La vitamine C est transformée dans le corps en acide oxalique. Les calculs rénaux sont formés d'oxalate de calcium.

C'est ainsi que des auteurs ont pu suggérer que le risque de calcul était directement lié à la quantité d'acide oxalique excrétée et donc la quantité d'acide ascorbique consommée.

Il faut savoir par exemple qu'un individu sain, qui ne consomme pas forcément de vitamine C sous forme de suppléments, produit environ 25 à 50 mg d'oxolate par jour, dont 35 à 50 % sont issus de la consommation en vitamine C en provenance de la seule alimentation.

Les chercheurs ont pu démontrer que jusqu'à 5 g de vitamine C (en supplémentation) par jour, le taux de production d'oxolate par le corps restait inchangé et qu'il faut administrer au moins 9 g/j pour élever ce taux.

En clair, cela veut dire que la vitamine C n'est absolument pas en cause dans la formation de calculs rénaux, lorsque la prise quotidienne est en-dessous de 9 g/jour.
Ce point est particulièrement intéressant pour les personnes qui pourraient être sujet à des problèmes rénaux.
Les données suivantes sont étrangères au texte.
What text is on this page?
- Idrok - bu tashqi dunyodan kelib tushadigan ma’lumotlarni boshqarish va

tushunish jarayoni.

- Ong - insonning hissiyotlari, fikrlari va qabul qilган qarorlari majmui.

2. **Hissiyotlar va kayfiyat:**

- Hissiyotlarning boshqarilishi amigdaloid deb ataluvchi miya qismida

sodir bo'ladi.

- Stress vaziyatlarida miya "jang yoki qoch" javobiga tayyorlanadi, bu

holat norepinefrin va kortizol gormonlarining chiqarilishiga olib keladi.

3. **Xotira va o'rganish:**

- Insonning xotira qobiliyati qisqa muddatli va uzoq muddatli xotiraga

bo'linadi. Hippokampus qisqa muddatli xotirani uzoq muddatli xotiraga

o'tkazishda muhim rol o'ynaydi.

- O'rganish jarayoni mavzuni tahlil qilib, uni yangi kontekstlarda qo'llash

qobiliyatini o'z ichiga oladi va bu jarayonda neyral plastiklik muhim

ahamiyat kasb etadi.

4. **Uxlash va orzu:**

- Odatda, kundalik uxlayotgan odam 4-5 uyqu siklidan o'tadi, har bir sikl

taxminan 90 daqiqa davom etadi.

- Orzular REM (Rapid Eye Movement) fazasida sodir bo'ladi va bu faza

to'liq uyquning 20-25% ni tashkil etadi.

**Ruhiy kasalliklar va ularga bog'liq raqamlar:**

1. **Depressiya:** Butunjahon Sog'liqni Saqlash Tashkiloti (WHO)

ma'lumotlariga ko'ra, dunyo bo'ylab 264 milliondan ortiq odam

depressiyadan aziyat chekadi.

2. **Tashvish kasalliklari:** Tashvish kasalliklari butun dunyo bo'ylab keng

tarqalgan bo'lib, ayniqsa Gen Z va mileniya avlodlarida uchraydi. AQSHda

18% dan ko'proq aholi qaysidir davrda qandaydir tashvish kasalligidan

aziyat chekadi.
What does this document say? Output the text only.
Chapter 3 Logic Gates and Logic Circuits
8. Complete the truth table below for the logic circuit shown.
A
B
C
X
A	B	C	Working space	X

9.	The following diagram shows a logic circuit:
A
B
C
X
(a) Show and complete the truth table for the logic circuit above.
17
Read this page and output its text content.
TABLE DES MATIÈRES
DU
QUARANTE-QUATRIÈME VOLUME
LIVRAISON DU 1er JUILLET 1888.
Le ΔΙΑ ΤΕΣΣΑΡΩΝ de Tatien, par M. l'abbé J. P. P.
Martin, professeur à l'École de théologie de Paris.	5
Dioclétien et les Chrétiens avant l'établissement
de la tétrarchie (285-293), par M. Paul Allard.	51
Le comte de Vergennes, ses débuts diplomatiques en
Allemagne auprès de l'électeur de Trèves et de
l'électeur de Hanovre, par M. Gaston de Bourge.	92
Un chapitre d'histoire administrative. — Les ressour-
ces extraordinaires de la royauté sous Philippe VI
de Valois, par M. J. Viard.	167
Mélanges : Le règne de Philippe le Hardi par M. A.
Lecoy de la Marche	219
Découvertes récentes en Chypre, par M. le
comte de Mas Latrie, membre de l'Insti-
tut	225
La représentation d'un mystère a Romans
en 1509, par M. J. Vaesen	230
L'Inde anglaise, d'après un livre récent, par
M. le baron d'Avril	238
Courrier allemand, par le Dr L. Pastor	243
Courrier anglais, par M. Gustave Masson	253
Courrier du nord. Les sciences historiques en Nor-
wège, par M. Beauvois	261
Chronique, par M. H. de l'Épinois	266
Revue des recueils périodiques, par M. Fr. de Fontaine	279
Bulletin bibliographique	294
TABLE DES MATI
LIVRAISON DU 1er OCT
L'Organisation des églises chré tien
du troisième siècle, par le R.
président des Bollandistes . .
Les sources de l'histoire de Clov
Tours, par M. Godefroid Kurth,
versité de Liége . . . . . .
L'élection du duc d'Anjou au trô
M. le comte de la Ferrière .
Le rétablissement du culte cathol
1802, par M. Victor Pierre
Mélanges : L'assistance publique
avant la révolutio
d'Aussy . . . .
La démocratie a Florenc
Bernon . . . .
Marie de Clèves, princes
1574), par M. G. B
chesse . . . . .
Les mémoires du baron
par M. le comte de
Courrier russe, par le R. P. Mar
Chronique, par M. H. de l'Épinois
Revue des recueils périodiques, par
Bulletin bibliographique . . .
Par contre, il y a des individus sujets à une hyperoxalurie qui ont dans leurs urines des taux d'oxolates de l'ordre de 500, 700 ou 1000 mg et ceci même s'ils ne consomment pas des compléments de vitamine C.

Il y a environ 5 % de femmes et 10 % d'hommes qui auront au moins un calcul rénal au cours de leur vie... avec ou sans vitamine C.